Ahora, recuperar los valores
No corresponde a los ciudadanos plantear, con detalle y precisión, las reformas que la sociedad pueda necesitar en cada momento. Ni siquiera tras un vendaval tan destructivo como el que estos ocho años ya de crisis están suponiendo en España. Lo que a la ciudadanía le compete, lo que puede competentemente hacer, es levantar acta de cuanto perciba dañado, desfasado o destruido en el tejido social o institucional y reclamar —como es su derecho— urgente reparación. Pero pedirle que acompañe su hoja de reclamaciones con una propuesta concreta de arreglo equivale a desvirtuar las reglas del juego democrático. En un texto famoso de 1925, Walter Lippmann expresó su compasión por el sufrido ciudadano medio al que, con frecuencia, se le otorga la omnisciencia para dar respuesta o solución a cada problema que surja en la vida colectiva. No es así. Esa ciudadanía perfecta constituye, incluso en las sociedades más avanzadas, un ideal inalcanzable. Por eso la democracia —la que realmente funciona— es representativa, y no directa, y por eso existen los políticos. Es a estos últimos a quienes compete definir las reformas concretas atendiendo al malestar expresado por sus representados, sin tratar de endosarles a estos esa responsabilidad.

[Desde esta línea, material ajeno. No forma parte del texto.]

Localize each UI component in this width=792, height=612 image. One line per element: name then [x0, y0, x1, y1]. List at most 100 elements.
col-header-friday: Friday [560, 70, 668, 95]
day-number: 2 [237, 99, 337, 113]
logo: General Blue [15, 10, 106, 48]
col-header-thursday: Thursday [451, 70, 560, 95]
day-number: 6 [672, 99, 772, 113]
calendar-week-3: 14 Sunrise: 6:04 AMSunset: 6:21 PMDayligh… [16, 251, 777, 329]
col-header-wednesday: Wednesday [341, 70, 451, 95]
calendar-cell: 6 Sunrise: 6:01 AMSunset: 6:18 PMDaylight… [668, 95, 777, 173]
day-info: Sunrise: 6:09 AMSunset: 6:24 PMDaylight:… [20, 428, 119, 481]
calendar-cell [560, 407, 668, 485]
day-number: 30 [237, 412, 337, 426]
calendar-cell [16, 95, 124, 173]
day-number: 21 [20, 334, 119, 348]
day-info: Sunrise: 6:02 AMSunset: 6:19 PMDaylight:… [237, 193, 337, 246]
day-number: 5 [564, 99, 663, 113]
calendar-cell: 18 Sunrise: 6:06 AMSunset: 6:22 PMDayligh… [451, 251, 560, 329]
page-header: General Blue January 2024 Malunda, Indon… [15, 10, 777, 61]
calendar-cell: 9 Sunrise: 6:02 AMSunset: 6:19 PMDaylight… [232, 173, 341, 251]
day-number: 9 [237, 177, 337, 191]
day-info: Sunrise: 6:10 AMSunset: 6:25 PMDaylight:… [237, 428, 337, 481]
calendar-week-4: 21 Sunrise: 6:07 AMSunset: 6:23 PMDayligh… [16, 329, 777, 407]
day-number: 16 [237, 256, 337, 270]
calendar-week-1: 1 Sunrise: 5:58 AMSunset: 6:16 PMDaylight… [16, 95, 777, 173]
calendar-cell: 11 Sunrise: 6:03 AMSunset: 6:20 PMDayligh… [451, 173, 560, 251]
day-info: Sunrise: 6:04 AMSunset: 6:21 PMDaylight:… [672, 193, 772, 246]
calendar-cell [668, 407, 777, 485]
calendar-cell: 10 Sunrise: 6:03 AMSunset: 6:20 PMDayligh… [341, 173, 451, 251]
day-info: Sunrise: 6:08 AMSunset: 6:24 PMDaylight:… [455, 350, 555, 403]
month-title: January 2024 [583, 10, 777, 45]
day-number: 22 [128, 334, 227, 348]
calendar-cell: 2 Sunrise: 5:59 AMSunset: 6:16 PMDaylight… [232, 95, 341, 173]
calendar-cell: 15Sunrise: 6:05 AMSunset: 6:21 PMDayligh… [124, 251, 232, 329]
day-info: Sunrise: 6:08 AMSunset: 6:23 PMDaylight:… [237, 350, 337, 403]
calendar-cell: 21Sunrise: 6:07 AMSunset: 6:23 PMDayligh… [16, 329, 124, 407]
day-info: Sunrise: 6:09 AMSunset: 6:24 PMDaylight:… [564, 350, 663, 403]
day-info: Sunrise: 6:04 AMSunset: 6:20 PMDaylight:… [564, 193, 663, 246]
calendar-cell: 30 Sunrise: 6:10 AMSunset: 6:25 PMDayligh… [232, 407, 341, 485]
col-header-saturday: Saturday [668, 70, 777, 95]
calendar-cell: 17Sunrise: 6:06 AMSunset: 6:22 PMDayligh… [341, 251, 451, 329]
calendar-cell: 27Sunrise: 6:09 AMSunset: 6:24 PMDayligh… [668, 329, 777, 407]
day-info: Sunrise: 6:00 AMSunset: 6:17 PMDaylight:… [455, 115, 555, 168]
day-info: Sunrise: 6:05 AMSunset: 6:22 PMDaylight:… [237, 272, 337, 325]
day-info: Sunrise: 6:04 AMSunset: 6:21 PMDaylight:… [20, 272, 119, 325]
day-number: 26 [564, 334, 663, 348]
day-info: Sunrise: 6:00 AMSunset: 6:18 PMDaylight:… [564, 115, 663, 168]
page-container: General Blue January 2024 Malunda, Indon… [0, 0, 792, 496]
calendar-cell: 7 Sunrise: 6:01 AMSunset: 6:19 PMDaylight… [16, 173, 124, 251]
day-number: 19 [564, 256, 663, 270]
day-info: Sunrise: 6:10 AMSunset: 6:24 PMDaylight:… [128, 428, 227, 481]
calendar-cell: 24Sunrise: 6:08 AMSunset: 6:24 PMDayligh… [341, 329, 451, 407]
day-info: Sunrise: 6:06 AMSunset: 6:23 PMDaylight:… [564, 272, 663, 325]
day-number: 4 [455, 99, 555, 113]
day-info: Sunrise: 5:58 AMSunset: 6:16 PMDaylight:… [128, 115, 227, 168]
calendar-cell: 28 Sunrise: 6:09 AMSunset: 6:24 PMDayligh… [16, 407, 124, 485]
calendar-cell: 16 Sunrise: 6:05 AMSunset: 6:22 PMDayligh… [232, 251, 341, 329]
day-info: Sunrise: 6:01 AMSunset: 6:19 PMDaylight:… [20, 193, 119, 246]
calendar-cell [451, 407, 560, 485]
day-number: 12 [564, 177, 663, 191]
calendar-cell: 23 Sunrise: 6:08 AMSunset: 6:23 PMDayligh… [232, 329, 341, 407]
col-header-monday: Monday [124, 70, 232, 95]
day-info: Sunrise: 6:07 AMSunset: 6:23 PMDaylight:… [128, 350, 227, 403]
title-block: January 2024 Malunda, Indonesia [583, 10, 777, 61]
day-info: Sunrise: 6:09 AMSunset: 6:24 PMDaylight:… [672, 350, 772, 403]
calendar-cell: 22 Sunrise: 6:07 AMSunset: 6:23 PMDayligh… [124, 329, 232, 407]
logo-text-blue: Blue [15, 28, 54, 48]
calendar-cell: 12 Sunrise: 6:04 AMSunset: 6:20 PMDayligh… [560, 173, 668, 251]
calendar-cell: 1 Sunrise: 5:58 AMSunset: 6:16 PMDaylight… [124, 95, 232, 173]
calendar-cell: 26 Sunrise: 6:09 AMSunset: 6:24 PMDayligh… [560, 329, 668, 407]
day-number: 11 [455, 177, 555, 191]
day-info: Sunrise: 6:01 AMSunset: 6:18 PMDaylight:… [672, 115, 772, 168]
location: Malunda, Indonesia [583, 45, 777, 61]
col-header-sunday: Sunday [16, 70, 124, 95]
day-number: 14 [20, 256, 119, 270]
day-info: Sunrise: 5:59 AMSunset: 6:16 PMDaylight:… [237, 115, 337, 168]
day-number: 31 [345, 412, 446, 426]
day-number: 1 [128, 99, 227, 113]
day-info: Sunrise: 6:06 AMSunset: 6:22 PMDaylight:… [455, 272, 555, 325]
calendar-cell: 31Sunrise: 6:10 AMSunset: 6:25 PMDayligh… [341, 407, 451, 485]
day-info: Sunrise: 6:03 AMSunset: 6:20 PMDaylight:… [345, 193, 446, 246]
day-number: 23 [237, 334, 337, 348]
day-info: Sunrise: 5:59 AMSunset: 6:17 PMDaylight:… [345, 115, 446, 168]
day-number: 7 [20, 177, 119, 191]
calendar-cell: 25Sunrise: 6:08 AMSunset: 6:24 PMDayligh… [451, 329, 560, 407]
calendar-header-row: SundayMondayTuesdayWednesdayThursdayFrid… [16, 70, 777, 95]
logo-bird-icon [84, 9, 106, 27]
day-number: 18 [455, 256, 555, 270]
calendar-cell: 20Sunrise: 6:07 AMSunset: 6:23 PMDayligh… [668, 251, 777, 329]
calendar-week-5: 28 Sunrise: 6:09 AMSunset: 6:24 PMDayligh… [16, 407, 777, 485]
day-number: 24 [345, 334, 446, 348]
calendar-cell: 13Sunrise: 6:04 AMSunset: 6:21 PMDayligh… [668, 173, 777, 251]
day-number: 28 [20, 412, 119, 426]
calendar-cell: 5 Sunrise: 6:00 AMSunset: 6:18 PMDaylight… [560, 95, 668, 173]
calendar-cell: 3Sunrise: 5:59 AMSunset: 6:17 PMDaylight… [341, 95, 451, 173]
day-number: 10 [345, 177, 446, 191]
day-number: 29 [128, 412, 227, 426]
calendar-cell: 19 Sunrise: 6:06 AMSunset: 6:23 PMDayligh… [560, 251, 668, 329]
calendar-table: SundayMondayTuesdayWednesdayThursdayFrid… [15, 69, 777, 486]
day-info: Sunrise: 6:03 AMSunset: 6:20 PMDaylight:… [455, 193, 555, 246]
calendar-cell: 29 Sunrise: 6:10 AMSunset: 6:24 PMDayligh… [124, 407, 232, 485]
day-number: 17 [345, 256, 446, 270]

En estos años, entre ocho y nueve de cada diez españoles han venido definiendo como mala tanto la situación económica del país como la política. Nunca, antes, se había producido un diagnóstico tan unánime y negativamente coincidente, que puede —en este concreto momento— parecer incluso exagerado, pero que debe entenderse no en su estricta literalidad sino como desgarrado síntoma de algo muy profundo y difuso. Cuando el diagnóstico de situación que emite la ciudadanía equivale, en esencia, a que todo está mal, lo que cabe entender que se está cuestionando no es, realmente, tanto esta o aquella dimensión de nuestro tejido institucional, sino el propio escenario político-social en su conjunto. Al mismo tiempo, ocho de cada diez españoles dicen seguir identificándose con el actual sistema democrático (y dos de cada tres con la concreta variante multipartidista del mismo surgida de las elecciones del pasado diciembres) pero siete de cada diez rechazan el modo en que se ha hecho funcionar a este.
La conclusión que se impone parece obvia: la desafección ciudadana, su pesimista negatividad, no tiene su origen en la arquitectura del sistema (por más que este necesite importantes retoques y reformas) sino en los estilos, modos y formas con que, quienes lo gestionan, han tendido a actuar. Lo que, a su vez, remite a una causa más profunda y menos fácil de aprehender a primera vista: para los españoles (y tengan en ello más o menos razón, pero es lo que inequívocamente llevan ya largo tiempo declarando sondeo tras sondeo), la raíz última de todos los males que pesan sobre nuestra sociedad no es sino la generalizada crisis de valores, la total falta de ejemplaridad que pesa sobre lo que, a falta de mejor término —y sin matiz despectivo alguno—, cabe describir como la clase política.